Overview of the problem
Unfortunately, this approach is critically flawed – the more effectively your PDFs are promoted, exposed, shared and consumed, the less you know about it. Consider any of the following scenarios:
- Your PDF ranks well in search engines
- It’s linked to from a third party website, or socially shared
- It gets bookmarked, and subsequently visited directly
- A campaign promotes the PDF directly (e.g., as a destination from an email campaign)
I’m going to outline a general approach which will help to fill in some of the gaps in your data. It assumes the use of PHP, and Google Analytics – however the approach should be portable (depending on the capabilities of your solution of choice). It can also be extended to apply to other file types which aren’t typically tracked (e.g., images[!], flash, docs). I’d love to hear about creative uses.
Intercept your PDF requests, and fire server-side tracking
Did you know that, as well as just making things ‘pretty’, URL rewriting via htaccess allows you to do some clever stuff with intercepting and altering requests? The core of the solution is as simple and elegant as adding the following code to your htaccess file:
RewriteRule ^(.+).pdf$ /analytics-pdf.php?file=$1.pdf [L,NC,QSA]

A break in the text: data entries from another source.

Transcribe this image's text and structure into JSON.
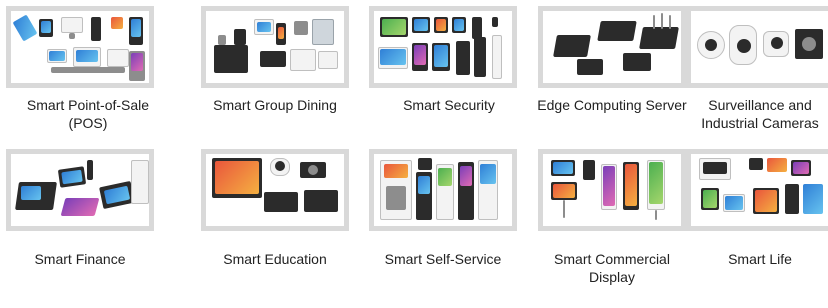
{
  "categories": [
    {
      "label": "Smart Point-of-Sale (POS)",
      "icon": "pos-terminals-image"
    },
    {
      "label": "Smart Group Dining",
      "icon": "group-dining-devices-image"
    },
    {
      "label": "Smart Security",
      "icon": "security-terminals-image"
    },
    {
      "label": "Edge Computing Server",
      "icon": "edge-server-boxes-image"
    },
    {
      "label": "Surveillance and Industrial Cameras",
      "icon": "cameras-image"
    },
    {
      "label": "Smart Finance",
      "icon": "finance-terminals-image"
    },
    {
      "label": "Smart Education",
      "icon": "education-devices-image"
    },
    {
      "label": "Smart Self-Service",
      "icon": "self-service-kiosks-image"
    },
    {
      "label": "Smart Commercial Display",
      "icon": "commercial-display-image"
    },
    {
      "label": "Smart Life",
      "icon": "smart-life-devices-image"
    }
  ],
  "colors": {
    "frame_border": "#d9d9d9",
    "text": "#222222",
    "background": "#ffffff"
  }
}
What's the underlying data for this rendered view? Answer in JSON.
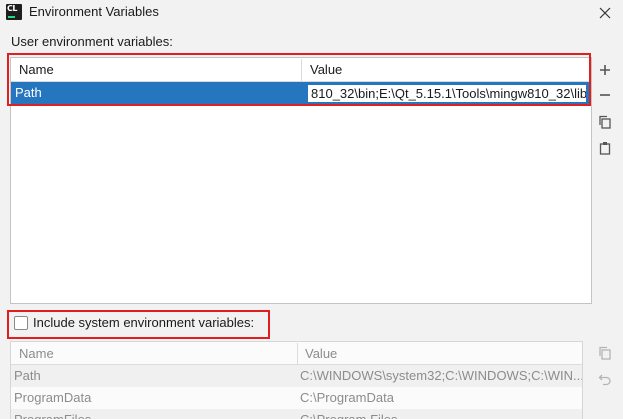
{
  "window": {
    "title": "Environment Variables",
    "app_icon_text": "CL"
  },
  "user_section": {
    "label": "User environment variables:",
    "columns": [
      "Name",
      "Value"
    ],
    "selected_row": {
      "name": "Path",
      "value_editing": "810_32\\bin;E:\\Qt_5.15.1\\Tools\\mingw810_32\\lib;"
    }
  },
  "toolbar": {
    "add_icon": "plus-icon",
    "remove_icon": "minus-icon",
    "copy_icon": "copy-icon",
    "paste_icon": "paste-icon"
  },
  "include_system": {
    "label": "Include system environment variables:",
    "checked": false
  },
  "system_section": {
    "columns": [
      "Name",
      "Value"
    ],
    "rows": [
      {
        "name": "Path",
        "value": "C:\\WINDOWS\\system32;C:\\WINDOWS;C:\\WIN..."
      },
      {
        "name": "ProgramData",
        "value": "C:\\ProgramData"
      },
      {
        "name": "ProgramFiles",
        "value": "C:\\Program Files"
      }
    ]
  },
  "colors": {
    "selection": "#2675bf",
    "highlight_box": "#e02020"
  }
}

This simple rule intercepts any request ending in .pdf, and, invisibly to the user (and to search engines), actually fires analytics-pdf.php instead.
The next part is a little more complex; we need to set up analytics-pdf.php to grab the filename of the PDF, tell Google Analytics to fire a pageview, and then redirect the user to the PDF.
The following PHP is a quick hack of the example solution on the PHP-GA site, adapted to grab the PDF filename from the $_GET array and pass it to a pageview as a virtual path, and then display the requested file. Save it as ‘analytics-pdf.php’ in your root folder.
// Include the PHP GA script(s) require_once('php-ga/autoload.php'); use UnitedPrototype\GoogleAnalytics; // Change these values to your UA code and domain DEFINE('UA_CODE','UA-XXXXXXXX-Y'); DEFINE('HOSTNAME','example.com'); // Grab the PDF and sanitize the filename $filePath = $_GET['file']; $filePath = filter_var($filePath, FILTER_SANITIZE_URL); $file = end(explode("/", $filePath)); if($filePath) : $tracker = new GoogleAnalytics\Tracker(UA_CODE,HOSTNAME); $visitor = new GoogleAnalytics\Visitor(); $visitor->setIpAddress($_SERVER['REMOTE_ADDR']); $visitor->setUserAgent($_SERVER['HTTP_USER_AGENT']); $visitor->setScreenResolution('1024x768'); $session = new GoogleAnalytics\Session(); $page = new GoogleAnalytics\Page('/'.$filePath); $page->setTitle($file); $tracker->trackPageview($page, $session, $visitor); $filename = $file; header('Content-type: application/pdf'); header('Content-Disposition: inline; filename="' . $file . '"'); header('Content-Transfer-Encoding: binary'); header('Content-Length: ' . filesize($filePath)); header('Accept-Ranges: bytes'); @readfile($filePath); endif;
Believe it or not, that’s all there is to it. You’re now intercepting all PDF requests, and triggering a pageview before serving up the PDF. Magic!
I’d caution reading on, however, as there are some implications and unknowns around this approach.
A note on sessions and Universal Analytics
PHP-GA is creating a distinct session when it fires, which won’t tie together with existing visit behaviour. If I arrive on a PDF and browse into the site, there’ll be attribution issues and some inflation of visit counts. Similarly, on-site visitors who click through to a PDF will also create disconnected data.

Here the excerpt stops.